I find this mostly true for women writers. Not exclusively, but mostly.
So, fifth: imagine an adversary. Find someone with an opinion that is diametrically opposite to yours. This can be someone you like and respect — in fact, that may be even better. Now argue against it. Remind yourself what your reasons are for believing what you do. Realize that your observations are not obvious or natural or universal. It can be much easier to articulate this in opposition to someone else’s stance than if you feel you are writing into a void.
Well now. I’ve given it all away. In return, all I ask is that you share with me what has helped you quell your inner censor. Click the “comment” button below, or just hit “reply” if you’d prefer to keep it private. And if you know anyone with a vacation property in Sardinia who needs some cat sitting… drop me a line.
This month I had the pleasure of (virtually) welcoming Prof. Ruby Lal, a historian of India at Emory University, to the Jackman Humanities Institute here at the University of Toronto. Prof. Lal joined us for two events which are both now online. The first was “Craft Matters,” a conversation about the techniques and pleasures of public writing. The second event was a panel with Prof. Lal and Prof. Alison Keith (Director of the JHI and professor of Classics at U of T) about “Writing Historical Women.” For the occasion I had the chance to reread Prof. Lal’s Empress: The Astonishing Reign of Nur Jahan, a model for how to write a readable, suspenseful trade book while maintaining scholarly integrity.

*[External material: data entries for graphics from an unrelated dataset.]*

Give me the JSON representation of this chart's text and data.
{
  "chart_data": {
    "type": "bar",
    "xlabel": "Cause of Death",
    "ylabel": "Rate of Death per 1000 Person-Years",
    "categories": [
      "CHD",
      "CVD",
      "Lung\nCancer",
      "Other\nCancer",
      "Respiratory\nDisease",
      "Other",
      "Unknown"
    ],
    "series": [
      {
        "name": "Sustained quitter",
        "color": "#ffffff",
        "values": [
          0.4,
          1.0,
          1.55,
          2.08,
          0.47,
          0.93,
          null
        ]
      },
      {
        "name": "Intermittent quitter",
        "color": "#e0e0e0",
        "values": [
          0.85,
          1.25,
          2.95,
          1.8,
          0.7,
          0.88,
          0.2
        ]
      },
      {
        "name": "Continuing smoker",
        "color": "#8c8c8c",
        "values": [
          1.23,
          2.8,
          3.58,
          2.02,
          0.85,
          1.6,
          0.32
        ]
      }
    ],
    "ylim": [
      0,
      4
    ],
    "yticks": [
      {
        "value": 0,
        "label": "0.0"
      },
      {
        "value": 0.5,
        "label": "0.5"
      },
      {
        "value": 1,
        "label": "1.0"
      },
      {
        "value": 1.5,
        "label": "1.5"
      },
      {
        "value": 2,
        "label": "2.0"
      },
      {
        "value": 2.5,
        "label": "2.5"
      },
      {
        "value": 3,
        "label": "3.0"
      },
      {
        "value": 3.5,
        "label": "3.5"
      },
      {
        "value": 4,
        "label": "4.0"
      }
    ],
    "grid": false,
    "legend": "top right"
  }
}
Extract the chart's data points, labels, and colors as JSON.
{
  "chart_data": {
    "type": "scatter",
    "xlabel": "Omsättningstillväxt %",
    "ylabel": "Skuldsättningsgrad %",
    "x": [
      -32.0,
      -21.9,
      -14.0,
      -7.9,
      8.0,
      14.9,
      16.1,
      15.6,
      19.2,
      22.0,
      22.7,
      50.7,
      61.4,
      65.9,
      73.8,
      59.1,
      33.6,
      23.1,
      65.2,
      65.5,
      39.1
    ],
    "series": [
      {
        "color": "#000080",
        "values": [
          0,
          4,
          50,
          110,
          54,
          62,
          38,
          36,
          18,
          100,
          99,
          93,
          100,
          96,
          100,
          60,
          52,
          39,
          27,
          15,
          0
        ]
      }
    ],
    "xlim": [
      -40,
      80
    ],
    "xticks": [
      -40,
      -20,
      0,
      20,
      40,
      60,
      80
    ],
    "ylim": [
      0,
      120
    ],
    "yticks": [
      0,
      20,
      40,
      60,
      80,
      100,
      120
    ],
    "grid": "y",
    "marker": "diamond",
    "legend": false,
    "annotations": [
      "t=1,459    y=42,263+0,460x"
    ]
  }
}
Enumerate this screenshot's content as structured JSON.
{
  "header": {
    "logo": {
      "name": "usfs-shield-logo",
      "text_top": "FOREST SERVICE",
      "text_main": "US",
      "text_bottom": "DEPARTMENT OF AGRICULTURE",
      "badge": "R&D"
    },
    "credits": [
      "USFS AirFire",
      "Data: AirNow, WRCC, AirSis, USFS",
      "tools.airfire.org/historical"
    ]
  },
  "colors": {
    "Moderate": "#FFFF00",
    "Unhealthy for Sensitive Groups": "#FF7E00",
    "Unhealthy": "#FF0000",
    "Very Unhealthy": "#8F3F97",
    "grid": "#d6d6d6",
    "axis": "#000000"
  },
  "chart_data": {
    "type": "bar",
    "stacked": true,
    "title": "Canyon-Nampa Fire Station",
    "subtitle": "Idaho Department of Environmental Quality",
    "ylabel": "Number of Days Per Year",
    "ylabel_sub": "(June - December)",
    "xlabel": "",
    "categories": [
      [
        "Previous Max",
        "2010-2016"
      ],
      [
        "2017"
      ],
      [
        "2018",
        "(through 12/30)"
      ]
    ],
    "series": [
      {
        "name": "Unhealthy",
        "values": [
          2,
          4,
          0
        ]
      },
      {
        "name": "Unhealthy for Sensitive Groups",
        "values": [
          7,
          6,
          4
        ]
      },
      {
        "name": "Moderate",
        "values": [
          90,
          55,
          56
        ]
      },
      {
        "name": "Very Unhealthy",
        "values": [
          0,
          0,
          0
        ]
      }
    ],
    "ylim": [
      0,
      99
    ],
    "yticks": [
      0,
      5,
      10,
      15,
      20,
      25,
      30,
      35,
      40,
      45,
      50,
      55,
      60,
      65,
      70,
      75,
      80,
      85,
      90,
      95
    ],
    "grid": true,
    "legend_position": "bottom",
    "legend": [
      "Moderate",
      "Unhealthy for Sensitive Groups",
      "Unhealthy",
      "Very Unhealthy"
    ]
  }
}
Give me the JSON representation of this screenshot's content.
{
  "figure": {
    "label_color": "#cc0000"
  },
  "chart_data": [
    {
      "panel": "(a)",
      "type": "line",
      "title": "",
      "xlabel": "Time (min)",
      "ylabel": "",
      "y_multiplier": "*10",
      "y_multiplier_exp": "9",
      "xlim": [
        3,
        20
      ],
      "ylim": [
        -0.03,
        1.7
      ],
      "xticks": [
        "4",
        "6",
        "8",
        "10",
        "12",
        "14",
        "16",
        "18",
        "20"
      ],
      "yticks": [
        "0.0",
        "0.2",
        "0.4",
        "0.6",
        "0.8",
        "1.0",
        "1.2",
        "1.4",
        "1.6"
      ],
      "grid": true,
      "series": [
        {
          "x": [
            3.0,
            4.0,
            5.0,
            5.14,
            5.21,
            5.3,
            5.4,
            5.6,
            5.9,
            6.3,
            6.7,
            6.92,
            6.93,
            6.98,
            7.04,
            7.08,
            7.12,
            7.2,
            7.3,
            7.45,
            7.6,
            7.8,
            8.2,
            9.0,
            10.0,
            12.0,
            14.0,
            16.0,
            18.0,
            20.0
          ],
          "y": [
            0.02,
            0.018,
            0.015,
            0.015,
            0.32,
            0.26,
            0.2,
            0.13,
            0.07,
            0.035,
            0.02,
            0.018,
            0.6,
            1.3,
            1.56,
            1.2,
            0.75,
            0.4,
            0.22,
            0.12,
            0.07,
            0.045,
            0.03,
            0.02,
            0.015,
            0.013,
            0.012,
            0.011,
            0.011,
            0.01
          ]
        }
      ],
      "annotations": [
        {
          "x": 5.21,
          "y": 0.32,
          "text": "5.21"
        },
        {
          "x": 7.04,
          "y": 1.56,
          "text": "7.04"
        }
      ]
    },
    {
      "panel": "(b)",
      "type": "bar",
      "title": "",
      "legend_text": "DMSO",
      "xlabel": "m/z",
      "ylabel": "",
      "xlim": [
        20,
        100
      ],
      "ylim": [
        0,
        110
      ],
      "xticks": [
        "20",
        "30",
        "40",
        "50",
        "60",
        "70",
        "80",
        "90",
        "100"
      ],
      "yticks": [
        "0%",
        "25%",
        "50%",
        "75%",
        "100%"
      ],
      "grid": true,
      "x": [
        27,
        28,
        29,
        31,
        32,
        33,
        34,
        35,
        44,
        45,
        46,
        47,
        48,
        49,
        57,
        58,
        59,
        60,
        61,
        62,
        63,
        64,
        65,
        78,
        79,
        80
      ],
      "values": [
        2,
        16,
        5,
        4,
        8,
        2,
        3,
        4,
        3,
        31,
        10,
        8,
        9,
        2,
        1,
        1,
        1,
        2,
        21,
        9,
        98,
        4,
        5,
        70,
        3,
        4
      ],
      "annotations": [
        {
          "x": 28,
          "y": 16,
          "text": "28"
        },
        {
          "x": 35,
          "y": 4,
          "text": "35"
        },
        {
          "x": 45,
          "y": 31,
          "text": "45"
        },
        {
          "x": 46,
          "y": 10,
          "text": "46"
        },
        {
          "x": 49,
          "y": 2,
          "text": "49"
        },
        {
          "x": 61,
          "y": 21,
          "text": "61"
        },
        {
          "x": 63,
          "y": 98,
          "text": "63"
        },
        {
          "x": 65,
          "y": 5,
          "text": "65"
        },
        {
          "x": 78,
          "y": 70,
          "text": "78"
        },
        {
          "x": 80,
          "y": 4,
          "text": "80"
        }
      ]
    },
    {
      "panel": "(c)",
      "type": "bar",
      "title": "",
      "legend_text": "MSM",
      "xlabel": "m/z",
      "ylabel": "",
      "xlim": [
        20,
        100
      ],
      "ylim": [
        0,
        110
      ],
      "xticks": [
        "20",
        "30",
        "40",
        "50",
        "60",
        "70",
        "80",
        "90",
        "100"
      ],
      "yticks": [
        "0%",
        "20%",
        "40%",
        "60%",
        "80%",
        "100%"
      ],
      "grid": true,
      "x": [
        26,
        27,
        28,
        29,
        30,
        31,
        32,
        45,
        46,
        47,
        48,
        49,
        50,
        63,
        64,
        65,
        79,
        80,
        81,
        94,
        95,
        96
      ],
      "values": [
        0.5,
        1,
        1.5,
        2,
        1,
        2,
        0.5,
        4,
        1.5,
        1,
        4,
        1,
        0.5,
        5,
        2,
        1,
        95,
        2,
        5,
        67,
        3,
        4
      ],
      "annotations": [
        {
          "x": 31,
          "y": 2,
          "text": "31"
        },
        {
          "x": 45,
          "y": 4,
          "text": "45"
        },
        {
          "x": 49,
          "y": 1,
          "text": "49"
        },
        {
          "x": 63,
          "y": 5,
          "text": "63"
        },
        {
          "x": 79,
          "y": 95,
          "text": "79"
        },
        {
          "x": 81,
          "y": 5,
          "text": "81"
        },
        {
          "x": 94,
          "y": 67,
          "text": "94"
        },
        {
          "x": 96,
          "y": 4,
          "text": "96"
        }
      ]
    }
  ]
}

Must historical women be inspirational “girlbosses”? Does every story need a trauma plot? In my latest column for the Times Literary Supplement, I argue that Geoffrey Chaucer anticipated current debates about the representation of women and their pain.
The piece that prompted the above reflections was an opinion essay I wrote for the Chronicle of Higher Education Review, an impassioned plea for academics to apply the same standards of critical thinking we teach to our students in our own professional lives.
I’m also excited to share my first piece for The Walrus, a review of Naben Ruthnum’s mordant satire, A Hero of Our Time. As I keep saying to people, one of my habits when I visit home is to go to a newsstand and pick up a copy of The Walrus. Part of the pleasure of this year in Toronto is getting a chance to connect with the local literary scene — and catch up on some Canlit reading from the past few years.
My essay on “Charismatic Heroines in Chaucer’s Legend of Good Women” was just published in a Bonn University collection. I wrote it a few years ago, so in a sense it’s a predecessor to the TLS piece. The Legend of Good Women is not one of Chaucer’s popular works but I think it has so much to offer the modern reader.